A declaração na íntegra está neste texto da Sheila Vieira, que também comenta o assunto. Eu também fiz um post sobre o tema logo quando os veículos todos repercutiram o assunto, mas acho que o momento agora é melhor – e mais calmo -para lembrar o que aconteceu e analisar com calma as consequências.

Resumindo a coisa toda, BBC e BuzzFeed publicaram, simultaneamente, reportagens sobre manipulação de resultados no tênis. Os veículos diziam ter posse de uma lista de partidas investigadas pela ATP, lembravam o famoso caso do jogo entre Davydenko e Vassallo Arguello, e afirmavam inclusive que havia campeões de Grand Slam na tal lista que nunca foi divulgada.

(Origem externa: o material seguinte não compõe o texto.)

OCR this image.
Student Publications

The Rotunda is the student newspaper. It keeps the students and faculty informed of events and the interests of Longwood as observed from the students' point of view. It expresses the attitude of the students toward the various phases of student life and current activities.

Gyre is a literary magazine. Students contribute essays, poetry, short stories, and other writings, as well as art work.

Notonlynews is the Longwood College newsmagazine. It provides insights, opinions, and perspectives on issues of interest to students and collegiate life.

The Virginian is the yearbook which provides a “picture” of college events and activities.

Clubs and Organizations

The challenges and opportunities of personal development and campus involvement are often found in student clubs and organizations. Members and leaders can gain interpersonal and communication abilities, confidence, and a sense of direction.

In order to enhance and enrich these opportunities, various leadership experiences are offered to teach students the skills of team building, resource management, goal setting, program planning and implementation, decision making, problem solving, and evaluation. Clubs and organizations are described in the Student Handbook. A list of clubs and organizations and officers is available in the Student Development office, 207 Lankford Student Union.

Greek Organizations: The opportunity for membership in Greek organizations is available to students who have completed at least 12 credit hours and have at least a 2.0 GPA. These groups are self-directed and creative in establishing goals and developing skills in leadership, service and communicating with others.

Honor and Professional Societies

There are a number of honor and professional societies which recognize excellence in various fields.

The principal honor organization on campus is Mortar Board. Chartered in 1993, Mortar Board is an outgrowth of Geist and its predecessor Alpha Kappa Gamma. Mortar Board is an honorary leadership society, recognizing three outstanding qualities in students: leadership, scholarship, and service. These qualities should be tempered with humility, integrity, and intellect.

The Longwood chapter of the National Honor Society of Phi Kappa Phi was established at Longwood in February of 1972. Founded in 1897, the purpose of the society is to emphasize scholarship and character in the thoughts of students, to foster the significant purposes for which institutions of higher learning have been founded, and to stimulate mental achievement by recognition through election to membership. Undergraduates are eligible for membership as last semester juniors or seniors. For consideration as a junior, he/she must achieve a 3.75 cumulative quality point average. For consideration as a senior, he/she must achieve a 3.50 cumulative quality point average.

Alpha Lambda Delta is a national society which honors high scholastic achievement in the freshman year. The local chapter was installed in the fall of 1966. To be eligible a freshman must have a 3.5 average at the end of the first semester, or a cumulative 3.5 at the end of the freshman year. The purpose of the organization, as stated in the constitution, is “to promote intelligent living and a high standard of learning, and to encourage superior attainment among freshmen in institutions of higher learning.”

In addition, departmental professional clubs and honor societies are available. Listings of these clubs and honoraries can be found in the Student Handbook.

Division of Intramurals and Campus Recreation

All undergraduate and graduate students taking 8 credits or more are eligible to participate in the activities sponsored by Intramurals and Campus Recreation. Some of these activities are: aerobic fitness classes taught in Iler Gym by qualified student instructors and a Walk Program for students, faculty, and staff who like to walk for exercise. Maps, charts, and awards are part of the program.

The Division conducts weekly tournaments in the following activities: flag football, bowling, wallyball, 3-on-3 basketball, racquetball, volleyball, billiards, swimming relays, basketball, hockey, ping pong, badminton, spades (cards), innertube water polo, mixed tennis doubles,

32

E esse é o ponto, certo? Ninguém divulgou nomes. Tanto a BBC quanto o BuzzFeed explicaram, aliás, que a lista e os nomes não seriam publicados porque os veículos não tinham acesso a dados bancários e telefônicos dos atletas, então não tinham como conferir seu envolvimento na manipulação de resultados. Logo, que sentido faz dizer "temos uma lista"?

A consequência mais nefasta de tudo isso foram listas pipocando em um punhado de sites, sem verificação alguma, com vários jogos supostamente suspeitos. Brotaram nomes aqui e ali sem prova alguma. O que se alcançou com a reportagem? Como bem disse Bruno Soares, "estão basicamente falando que todo mundo é corrupto até que se prove o contrário."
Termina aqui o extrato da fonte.